Divine Communication in the Book of Joshua
The book of Joshua is divided into two sections. The first 12 chapters tell of the possession of the land and the second 12 chapters tell of the division of the land. In the first section, a particular pattern is repeated. Six times the text states that the Lord told Joshua, Joshua instructed the people, and the people did as they were instructed.
Prepare to cross the Jordan River (Joshua 1:1-9, 10-15, 16-18)
Stand still in the Jordan (Joshua 3:7-8, 9-13, 14-17)
Take twelve stones from the Jordan (Joshua 4:1-3, 4-7, 8)
Come up from the Jordan (Joshua 4:15-16, 17, 18-19)
Destroy Jericho (Joshua 6:2-5, 6-7, 8-21)
Set an ambush for Ai (Joshua 8:1-2, 3-8, 9-17)
Five additional times God instructed Joshua, and Joshua obeyed the Lord’s voice.
Circumcise Israel (Joshua 5:2, 3)
Remove evil from the camp (Joshua 7:10-15, 16-26)o
Stretch out your javelin (Joshua 8:18, 18)
Do not fear the five-king coalition (Joshua 10:8, 9)
Hamstring the horses of the five-king coalition (Joshua 11:6, 7-9)
In one particular example, this pattern is noticeably absent. The Gibeonites were under a death sentence as inhabitants of Canaan. However, they deceived Joshua into thinking that they were from a distant country, making a covenant for safety. This time, God did not give instructions on the matter, and Joshua and the Israelites “did not ask for the counsel of the Lord” (9:14). Notice the following lessons we learn from the pattern of communication in Joshua.
God gave instructions for the people.
If God has expectations for his people, he will instruct them. God promised Israel the Land of Canaan, and He guided them in the process of taking the land. Today, God has also revealed His expectations to us in an understandable way (Eph. 3:3-5; Heb. 1:1-2).
Joshua spoke the word of the Lord.
When God spoke to Joshua, He expected him to relay His word to the people of Israel. Joshua did not have the prerogative to change God’s message. Today, we have a responsibility to spread God’s word, and we must speak with a book, chapter and verse, instead of our own opinion (Matt. 28:19-20; 1 Pet. 4:11).

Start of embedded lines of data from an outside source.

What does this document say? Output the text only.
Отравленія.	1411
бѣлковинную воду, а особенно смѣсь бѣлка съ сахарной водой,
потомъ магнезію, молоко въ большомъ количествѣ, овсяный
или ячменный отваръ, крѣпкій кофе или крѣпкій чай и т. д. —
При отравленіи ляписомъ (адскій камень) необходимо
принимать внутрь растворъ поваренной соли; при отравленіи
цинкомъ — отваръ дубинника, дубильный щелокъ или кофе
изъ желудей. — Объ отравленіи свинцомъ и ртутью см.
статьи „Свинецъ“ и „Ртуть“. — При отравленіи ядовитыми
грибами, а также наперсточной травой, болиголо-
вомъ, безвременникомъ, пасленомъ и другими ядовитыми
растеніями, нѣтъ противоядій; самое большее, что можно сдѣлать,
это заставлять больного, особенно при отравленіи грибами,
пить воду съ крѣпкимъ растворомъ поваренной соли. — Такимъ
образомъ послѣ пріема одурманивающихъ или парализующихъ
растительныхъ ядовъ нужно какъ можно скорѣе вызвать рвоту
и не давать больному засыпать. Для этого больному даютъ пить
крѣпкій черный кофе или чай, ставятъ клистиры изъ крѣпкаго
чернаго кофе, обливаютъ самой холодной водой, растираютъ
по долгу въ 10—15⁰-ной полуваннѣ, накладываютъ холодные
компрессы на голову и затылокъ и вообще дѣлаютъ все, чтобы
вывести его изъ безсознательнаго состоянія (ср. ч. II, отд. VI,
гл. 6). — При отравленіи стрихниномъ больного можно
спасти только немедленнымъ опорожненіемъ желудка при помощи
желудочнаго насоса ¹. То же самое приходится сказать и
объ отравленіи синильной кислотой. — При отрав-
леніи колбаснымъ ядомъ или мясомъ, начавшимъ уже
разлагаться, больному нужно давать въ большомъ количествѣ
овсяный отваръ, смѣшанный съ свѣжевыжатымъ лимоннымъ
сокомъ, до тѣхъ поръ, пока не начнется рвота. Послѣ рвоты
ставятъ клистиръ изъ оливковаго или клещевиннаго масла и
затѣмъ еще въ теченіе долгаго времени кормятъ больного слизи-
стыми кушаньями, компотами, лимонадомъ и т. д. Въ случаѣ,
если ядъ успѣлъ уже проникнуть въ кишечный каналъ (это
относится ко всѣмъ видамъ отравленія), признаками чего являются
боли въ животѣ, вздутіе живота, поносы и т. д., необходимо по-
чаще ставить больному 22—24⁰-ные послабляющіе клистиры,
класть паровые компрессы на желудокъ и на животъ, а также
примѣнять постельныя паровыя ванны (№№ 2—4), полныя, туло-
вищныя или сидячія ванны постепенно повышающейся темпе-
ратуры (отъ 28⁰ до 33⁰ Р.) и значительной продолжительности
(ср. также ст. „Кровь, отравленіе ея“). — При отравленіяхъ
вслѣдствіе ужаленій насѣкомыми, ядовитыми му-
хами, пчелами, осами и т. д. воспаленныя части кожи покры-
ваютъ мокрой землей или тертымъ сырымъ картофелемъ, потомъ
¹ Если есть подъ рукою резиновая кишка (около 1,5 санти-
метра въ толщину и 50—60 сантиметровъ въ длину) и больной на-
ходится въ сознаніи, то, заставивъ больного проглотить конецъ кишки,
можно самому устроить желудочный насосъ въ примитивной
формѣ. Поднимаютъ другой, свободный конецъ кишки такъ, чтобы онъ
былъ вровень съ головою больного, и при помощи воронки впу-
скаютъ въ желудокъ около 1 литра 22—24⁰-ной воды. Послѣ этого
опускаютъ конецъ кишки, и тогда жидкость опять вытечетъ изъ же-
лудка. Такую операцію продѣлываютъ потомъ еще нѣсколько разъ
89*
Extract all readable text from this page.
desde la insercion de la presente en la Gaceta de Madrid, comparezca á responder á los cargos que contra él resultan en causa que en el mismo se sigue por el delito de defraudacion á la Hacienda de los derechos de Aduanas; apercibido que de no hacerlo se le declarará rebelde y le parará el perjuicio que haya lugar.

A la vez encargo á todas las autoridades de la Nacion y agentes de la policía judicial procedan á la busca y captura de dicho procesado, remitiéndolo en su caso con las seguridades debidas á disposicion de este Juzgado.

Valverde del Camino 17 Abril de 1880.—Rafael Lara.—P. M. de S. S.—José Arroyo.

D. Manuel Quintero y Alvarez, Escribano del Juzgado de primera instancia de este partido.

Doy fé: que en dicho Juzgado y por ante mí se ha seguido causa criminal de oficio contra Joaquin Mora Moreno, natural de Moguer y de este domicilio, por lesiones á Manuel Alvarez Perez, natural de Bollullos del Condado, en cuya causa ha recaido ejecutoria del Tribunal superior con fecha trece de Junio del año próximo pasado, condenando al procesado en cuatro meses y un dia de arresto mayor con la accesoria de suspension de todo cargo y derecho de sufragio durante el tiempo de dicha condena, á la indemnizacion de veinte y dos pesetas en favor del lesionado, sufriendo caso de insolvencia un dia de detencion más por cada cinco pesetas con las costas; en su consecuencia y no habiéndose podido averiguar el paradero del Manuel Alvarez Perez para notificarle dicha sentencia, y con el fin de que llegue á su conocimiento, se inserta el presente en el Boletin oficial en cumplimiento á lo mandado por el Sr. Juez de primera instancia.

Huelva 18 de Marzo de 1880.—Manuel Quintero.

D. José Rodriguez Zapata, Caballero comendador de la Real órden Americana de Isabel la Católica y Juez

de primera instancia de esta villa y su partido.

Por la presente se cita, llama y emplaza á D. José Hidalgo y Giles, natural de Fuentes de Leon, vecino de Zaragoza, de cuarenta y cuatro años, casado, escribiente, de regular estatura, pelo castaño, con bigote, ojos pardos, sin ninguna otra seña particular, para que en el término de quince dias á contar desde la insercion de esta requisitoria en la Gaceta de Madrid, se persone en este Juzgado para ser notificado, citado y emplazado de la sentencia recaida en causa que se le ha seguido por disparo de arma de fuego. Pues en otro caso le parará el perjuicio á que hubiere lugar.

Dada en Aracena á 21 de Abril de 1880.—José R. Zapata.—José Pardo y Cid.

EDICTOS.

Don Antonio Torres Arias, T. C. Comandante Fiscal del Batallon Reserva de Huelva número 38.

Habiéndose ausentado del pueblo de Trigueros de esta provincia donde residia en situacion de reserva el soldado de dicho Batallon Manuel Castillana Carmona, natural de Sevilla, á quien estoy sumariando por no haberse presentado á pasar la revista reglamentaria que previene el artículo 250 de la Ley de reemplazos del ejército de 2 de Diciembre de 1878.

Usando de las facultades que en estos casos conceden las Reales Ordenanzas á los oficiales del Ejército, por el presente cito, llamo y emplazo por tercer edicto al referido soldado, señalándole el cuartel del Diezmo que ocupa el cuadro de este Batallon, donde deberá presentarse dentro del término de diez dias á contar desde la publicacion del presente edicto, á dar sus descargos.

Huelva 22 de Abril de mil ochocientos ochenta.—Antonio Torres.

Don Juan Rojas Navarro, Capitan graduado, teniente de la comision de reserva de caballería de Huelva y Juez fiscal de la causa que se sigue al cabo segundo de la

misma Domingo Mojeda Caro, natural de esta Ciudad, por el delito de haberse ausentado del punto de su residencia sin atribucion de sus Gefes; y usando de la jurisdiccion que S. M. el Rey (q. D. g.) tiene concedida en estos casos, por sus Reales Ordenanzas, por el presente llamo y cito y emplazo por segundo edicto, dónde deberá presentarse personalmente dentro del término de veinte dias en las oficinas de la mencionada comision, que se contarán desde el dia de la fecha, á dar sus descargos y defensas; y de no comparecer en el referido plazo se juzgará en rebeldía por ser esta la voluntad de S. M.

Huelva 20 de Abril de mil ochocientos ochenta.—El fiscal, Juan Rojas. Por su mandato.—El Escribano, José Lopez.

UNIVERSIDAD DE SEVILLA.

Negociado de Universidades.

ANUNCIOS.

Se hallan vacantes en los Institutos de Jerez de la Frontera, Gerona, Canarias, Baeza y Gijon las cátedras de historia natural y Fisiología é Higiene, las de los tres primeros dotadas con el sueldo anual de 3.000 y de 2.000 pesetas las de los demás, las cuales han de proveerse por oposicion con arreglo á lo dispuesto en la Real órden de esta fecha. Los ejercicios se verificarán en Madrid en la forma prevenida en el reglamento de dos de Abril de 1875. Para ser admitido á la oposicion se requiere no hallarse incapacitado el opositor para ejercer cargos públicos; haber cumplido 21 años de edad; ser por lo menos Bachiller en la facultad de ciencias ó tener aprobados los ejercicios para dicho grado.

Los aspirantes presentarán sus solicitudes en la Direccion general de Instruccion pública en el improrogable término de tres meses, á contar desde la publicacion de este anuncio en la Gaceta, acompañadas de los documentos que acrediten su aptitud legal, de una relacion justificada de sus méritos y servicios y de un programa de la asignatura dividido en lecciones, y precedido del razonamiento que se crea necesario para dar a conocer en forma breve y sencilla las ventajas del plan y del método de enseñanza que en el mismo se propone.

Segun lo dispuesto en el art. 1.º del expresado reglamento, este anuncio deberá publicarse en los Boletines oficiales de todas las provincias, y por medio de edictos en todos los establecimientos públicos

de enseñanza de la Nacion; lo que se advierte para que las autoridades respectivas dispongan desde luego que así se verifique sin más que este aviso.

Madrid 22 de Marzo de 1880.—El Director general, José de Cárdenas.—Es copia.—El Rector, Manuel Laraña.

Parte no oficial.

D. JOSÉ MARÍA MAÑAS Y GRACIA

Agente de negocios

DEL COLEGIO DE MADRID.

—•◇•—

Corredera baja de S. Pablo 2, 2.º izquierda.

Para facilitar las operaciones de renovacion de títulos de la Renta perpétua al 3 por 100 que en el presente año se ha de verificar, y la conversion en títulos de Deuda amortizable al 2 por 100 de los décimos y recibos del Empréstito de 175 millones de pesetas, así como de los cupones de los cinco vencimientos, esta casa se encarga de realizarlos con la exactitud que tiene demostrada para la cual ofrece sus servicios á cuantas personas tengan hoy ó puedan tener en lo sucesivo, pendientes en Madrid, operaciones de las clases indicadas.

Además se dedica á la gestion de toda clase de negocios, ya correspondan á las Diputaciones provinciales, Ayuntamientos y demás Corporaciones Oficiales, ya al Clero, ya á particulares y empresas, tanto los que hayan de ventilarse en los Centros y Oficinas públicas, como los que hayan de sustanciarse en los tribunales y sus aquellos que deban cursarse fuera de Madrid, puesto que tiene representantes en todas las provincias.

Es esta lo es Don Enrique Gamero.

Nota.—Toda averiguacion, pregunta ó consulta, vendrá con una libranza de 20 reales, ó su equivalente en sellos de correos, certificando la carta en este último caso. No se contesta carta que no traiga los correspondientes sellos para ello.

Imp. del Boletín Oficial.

Joshua and the Israelites obeyed the word of the Lord.
As God’s leader, Joshua was not only responsible for relaying God’s word he also had to obey it. The people of Israel looked to Joshua to speak and live the word of God. When others see us, they will take notice if we practice what we preach (1 Tim. 4:11-12, 16). The people of Israel should also be commended. When God told them what to do, they simply obeyed. They did not question the Lord and they did not delay. We must imitate their example of obedience (Rom. 6:16-18; 15:4).
Without the word of the Lord we can be deceived.
Joshua and the people could have avoided deception if they had inquired of the Lord. There is stability in the truth of God’s word, but when we fail to go it, we can be deceived by error (Eph. 4:14-15).